“Have You Been Good Today?”
‘Have you been good today?’ Is a question children are often asked. But what do we mean, what is ‘being good’? Can One honestly say they are ‘good’ all the time?
As humans there is a strong association between emotions and behaviour, and we see it emerge in many forms everyday. Unfortunately it is often the negative behaviour that receives the most recognition, whilst the positive behaviour we portray daily is regularly overlooked.
Questioning children about whether they have been good puts too great an expectation on their behaviour, and often we don’t care that they’ve been good. We just want to know they haven’t misbehaved.
Expressions of anger or desire are a normal part of development and should not be considered as negative; ever find yourself getting cross with the television remote because it won’t record your favourite programme or crashing about in the kitchen as you’ve been left to do the washing up, again? These scenarios often result in a swear word being used or objects being slammed down in frustration. An adult tantrum.

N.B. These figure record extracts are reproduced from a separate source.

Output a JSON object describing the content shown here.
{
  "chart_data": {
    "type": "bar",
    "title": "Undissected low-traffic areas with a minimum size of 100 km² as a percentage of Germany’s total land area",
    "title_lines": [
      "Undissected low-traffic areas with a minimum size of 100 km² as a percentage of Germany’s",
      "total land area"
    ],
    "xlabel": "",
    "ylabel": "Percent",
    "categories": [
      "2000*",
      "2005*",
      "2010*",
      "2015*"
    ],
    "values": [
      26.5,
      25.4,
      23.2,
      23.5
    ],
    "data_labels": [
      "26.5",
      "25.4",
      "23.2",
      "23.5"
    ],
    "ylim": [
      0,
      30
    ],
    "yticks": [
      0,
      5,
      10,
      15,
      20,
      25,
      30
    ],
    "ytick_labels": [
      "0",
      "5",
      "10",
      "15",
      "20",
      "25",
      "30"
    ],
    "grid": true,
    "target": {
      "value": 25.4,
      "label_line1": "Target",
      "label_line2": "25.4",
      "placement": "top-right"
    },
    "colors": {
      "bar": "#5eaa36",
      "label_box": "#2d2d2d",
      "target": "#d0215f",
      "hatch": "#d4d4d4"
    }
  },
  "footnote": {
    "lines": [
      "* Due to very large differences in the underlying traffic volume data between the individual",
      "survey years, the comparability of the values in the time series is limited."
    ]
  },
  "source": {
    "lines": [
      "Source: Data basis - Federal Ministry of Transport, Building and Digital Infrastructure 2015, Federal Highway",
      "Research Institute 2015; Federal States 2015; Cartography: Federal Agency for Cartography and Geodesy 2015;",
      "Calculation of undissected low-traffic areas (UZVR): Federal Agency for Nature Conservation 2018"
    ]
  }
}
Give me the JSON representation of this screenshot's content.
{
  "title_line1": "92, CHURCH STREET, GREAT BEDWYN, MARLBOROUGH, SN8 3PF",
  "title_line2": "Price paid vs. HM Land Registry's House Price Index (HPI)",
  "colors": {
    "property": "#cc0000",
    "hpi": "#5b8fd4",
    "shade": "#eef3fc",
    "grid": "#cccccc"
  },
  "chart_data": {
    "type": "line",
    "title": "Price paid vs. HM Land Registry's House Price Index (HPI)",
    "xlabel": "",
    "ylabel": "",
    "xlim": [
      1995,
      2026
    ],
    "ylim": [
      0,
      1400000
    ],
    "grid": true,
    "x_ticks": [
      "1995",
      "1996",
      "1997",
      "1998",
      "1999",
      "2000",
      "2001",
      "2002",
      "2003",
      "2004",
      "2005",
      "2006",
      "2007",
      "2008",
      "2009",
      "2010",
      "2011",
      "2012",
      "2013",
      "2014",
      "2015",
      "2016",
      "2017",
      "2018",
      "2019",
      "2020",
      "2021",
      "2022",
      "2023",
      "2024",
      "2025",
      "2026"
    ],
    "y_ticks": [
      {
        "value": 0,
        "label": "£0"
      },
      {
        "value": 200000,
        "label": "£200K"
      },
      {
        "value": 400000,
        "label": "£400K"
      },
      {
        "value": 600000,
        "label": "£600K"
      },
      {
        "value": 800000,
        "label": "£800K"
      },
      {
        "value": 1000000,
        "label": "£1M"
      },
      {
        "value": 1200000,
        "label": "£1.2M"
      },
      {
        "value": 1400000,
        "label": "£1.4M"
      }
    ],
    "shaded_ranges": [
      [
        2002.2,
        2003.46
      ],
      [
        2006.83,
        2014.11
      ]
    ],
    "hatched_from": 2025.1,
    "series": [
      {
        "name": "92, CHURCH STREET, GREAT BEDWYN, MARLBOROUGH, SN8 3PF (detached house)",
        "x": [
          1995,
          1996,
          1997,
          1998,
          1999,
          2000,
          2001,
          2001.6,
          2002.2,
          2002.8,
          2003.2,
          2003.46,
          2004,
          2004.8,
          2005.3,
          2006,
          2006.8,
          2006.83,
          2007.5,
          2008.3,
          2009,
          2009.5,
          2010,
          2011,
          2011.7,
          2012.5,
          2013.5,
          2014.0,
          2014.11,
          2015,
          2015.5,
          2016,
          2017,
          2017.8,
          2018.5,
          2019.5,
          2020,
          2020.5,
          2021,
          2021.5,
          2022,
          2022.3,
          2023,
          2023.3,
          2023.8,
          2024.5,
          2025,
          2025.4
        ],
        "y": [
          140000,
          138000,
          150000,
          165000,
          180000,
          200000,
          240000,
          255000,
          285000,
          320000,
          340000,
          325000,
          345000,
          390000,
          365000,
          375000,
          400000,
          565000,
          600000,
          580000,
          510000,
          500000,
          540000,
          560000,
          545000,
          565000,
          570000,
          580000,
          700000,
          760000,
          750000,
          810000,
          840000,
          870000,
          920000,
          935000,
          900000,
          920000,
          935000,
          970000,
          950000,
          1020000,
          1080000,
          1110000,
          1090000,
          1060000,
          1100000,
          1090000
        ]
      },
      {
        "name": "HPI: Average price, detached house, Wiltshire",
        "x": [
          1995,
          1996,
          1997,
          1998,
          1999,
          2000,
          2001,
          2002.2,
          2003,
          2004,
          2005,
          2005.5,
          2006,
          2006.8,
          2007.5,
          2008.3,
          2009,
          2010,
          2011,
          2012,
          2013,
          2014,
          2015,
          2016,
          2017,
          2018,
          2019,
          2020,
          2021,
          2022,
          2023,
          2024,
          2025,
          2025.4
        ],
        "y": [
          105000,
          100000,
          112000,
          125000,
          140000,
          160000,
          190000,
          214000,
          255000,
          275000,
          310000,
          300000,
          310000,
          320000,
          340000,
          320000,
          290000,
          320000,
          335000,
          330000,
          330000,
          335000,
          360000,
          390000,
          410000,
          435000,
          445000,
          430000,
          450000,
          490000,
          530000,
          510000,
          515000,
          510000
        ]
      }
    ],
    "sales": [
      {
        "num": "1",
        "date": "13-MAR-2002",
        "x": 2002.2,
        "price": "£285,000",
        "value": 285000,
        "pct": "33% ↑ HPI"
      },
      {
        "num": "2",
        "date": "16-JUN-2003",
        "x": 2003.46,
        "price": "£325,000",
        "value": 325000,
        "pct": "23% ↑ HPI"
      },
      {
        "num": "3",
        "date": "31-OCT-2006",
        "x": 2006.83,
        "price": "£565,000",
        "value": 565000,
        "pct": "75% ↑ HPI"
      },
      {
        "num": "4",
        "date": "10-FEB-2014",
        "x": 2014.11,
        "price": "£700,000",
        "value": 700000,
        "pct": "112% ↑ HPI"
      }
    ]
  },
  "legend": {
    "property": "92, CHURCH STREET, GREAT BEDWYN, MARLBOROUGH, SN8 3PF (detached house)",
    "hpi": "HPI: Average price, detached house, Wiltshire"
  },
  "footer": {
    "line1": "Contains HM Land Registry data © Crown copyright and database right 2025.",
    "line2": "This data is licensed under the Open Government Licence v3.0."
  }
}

Most of us as adults we have positive inhibitions and control, something that children lack as they are unaware of the full range of emotions that effect their behaviour.
Therefore it is important for us to nourish all forms of behaviour portrayed by a child and Early Years practitioners have the duty to promote positive behaviour in children, which will enable them to learn and develop progressively.
As children develop so do their emotions; they become strong and very real. By meeting children’s emotional needs as we offer sympathy and patience, we support children to behave in line with expectations for their stage of development and to develop as happy, secure and well-balanced individuals. It’s important that we provide clear explanations about what to do and what not to do, respond consistently to certain behaviours and always praise and focus on the good behaviour.
And instead why not ask, “What have you done that was good today?”